Using VALUES in iterators

In a previous article, Choosing between DISTINCT and VALUES in DAX, we explained how to choose the proper function to iterate the unique values visible in a column in the current filter context. We suggest reading that article before starting this one, because it describes the same underlying problem. Here, we discuss whether to use VALUES in an iterator. This choice depends on the answer to this question: Do you want to include or exclude the blank row generated by an invalid relationship when iterating over the rows of a table reference?

The mentioned article analyzes DISTINCT and VALUES using a column reference as an argument. However, DISTINCT and VALUES can have a table as an argument. Nevertheless, there is a significant difference that is reflected in their semantics:

DISTINCT accepts any table expression and removes duplicate rows.
VALUES only accepts a table reference and not any table expression.

The only purpose of VALUES with a table reference as an argument is to return an additional blank row if that blank row exists because of an invalid relationship. Moreover, VALUES does not remove duplicate rows if you provide a reference to a table that does not have unique column constraints. Therefore, we can ignore DISTINCT for the blank row problem. When we use a table reference, we have two cases:

The table reference does not include the blank for an invalid relationship.
VALUES with a table reference includes the blank row for an invalid relationship.

In the case of a valid relationship, or when the table does not have unique column constraints – like the one-side of a one-to-many relationship – VALUES ( table ) and table return the same result. Therefore, we can assume that the same issue may exist when iterating over a table reference that could be affected by the blank row.

For example, consider the following measure that adjusts the revenues by 1% for countries in Europe:

Measure in Sales table

Net Cashback (incorrect) = 
SUMX (
    Customer,
    [Sales Amount] * (1 - Customer[% Cashback])
)

What we see is the same issue we described in a previous article about DISTINCT and VALUES, where we iterated with SUMX the result of DISTINCT with a column reference in the Sales Adjusted (incorrect) measure. Here we have the same problem, because iterating a table reference corresponds to ignoring the additional blank row in case of an invalid relationship.

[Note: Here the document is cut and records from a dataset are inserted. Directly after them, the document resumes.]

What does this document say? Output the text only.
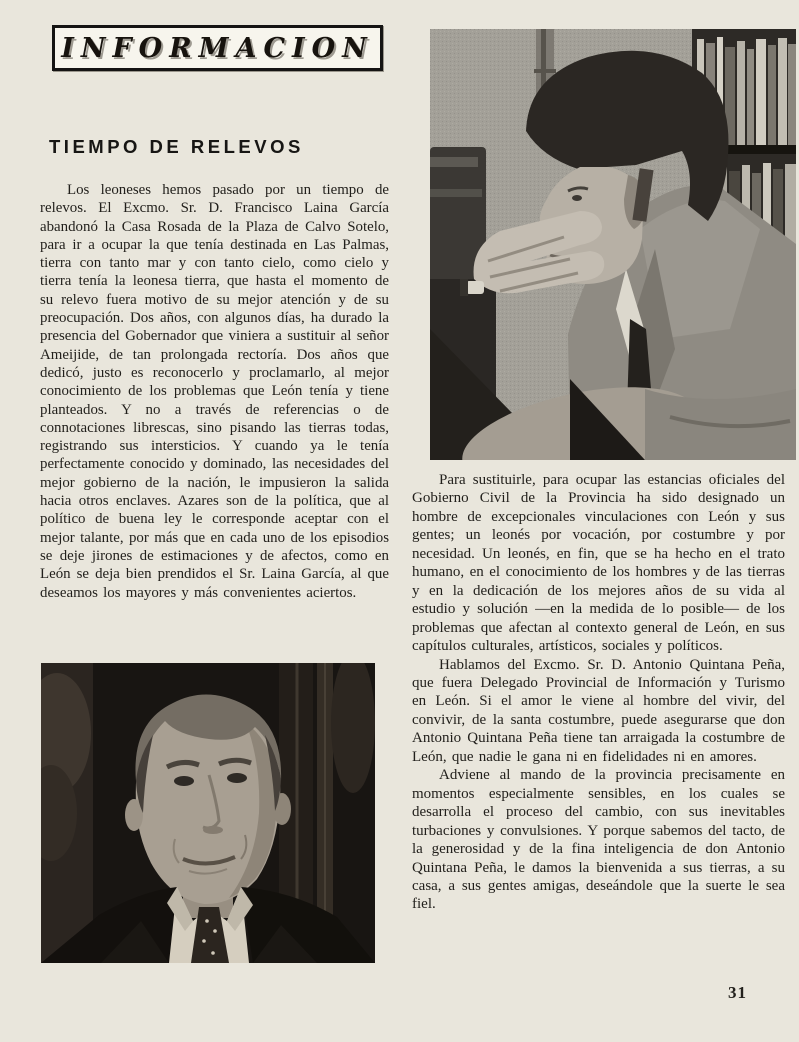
INFORMACION
TIEMPO DE RELEVOS

Los leoneses hemos pasado por un tiempo de relevos. El Excmo. Sr. D. Francisco Laina García abandonó la Casa Rosada de la Plaza de Calvo Sotelo, para ir a ocupar la que tenía destinada en Las Palmas, tierra con tanto mar y con tanto cielo, como cielo y tierra tenía la leonesa tierra, que hasta el momento de su relevo fuera motivo de su mejor atención y de su preocupación. Dos años, con algunos días, ha durado la presencia del Gobernador que viniera a sustituir al señor Ameijide, de tan prolongada rectoría. Dos años que dedicó, justo es reconocerlo y proclamarlo, al mejor conocimiento de los problemas que León tenía y tiene planteados. Y no a través de referencias o de connotaciones librescas, sino pisando las tierras todas, registrando sus intersticios. Y cuando ya le tenía perfectamente conocido y dominado, las necesidades del mejor gobierno de la nación, le impusieron la salida hacia otros enclaves. Azares son de la política, que al político de buena ley le corresponde aceptar con el mejor talante, por más que en cada uno de los episodios se deje jirones de estimaciones y de afectos, como en León se deja bien prendidos el Sr. Laina García, al que deseamos los mayores y más convenientes aciertos.

Para sustituirle, para ocupar las estancias oficiales del Gobierno Civil de la Provincia ha sido designado un hombre de excepcionales vinculaciones con León y sus gentes; un leonés por vocación, por costumbre y por necesidad. Un leonés, en fin, que se ha hecho en el trato humano, en el conocimiento de los hombres y de las tierras y en la dedicación de los mejores años de su vida al estudio y solución —en la medida de lo posible— de los problemas que afectan al contexto general de León, en sus capítulos culturales, artísticos, sociales y políticos.

Hablamos del Excmo. Sr. D. Antonio Quintana Peña, que fuera Delegado Provincial de Información y Turismo en León. Si el amor le viene al hombre del vivir, del convivir, de la santa costumbre, puede asegurarse que don Antonio Quintana Peña tiene tan arraigada la costumbre de León, que nadie le gana ni en fidelidades ni en amores.

Adviene al mando de la provincia precisamente en momentos especialmente sensibles, en los cuales se desarrolla el proceso del cambio, con sus inevitables turbaciones y convulsiones. Y porque sabemos del tacto, de la generosidad y de la fina inteligencia de don Antonio Quintana Peña, le damos la bienvenida a sus tierras, a su casa, a sus gentes amigas, deseándole que la suerte le sea fiel.

31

In this case too, the solution is to use VALUES; but this time, we use it around the table reference instead of as a DISTINCT replacement, because the original (incorrect) formula did not have any DISTINCT, just the Customer table reference:

Measure in Sales table

Net Cashback = 
SUMX (
    VALUES ( Customer ),
    [Sales Amount] * (1 - Customer[% Cashback])
)

The case where you must use a table reference and not use VALUES is similar to the one we described for DISTINCT, using iterators such as AVERAGEX, MINX, and MAXX. For example, a measure returning the maximum amount of sales per customer should not use VALUES, as we do in the “incorrect” version:

Measure in Sales table

Max Customer = 
MAXX (
    Customer,
    [Sales Amount]
)

Measure in Sales table

Max Customer (incorrect) = 
MAXX (
    VALUES ( Customer ),
    [Sales Amount]
)

Indeed, the version with VALUES produces an incorrect result, where the total and the amount of an empty country correspond to the sum of all the “unknown” customers. When you do not have any customer attributes in the visual, the situation is worse, as shown in the matrix by brand. The values are inflated but not immediately recognizable as inaccurate: it can happen that a brand (like Northwind Traders) shows the same value in both measures, but most of the time the incorrect measure shows a larger amount than the correct measure does.

Thus, you should not blindly use VALUES in every iterator; the choice between a table reference and VALUES with the same table reference depends on the calculation requirements. However, while VALUES is advisable as a default for the reasons described when iterating the unique values of a column, we must recognize that most existing code does not use VALUES even when it should, according to best practices. Yet, there are no negative consequences for that, because the result is the same when at least one of these conditions is true:

The expression only retrieves values using column references, and it has no measure references. Examples:
- No differences: SUMX ( table, table[column1] * table[column2] )
- Different results: SUMX ( table, table[column1] * [measure3] )
The expression does not include functions performing context transition, like CALCULATE and RELATEDTABLE. Examples:
- No differences: SUMX ( table, IF ( LEFT ( table[column1], 1 ) = “A”, table[column2], table[column3] )
- Different results: SUMX ( table1, table1[column1] * CALCULATE ( SUM ( table2[column2] ) ) )
The iterated table does not have any column on the one-side of a regular relationship. Examples:
- No differences: Sales does not have any column on the one-side of a many-to-one relationship.
- Different results: Customer has CustomerKey, which is on the one-side of the Customer–Sales one-to-many relationship.

It is not necessary to refactor existing code if you spot the absence of VALUES in a SUMX iterator, as we often have one of the cases that make VALUES unnecessary. That said, there are no additional costs associated with using VALUES when it is not needed, as long as it still provides the correct semantics for the calculation.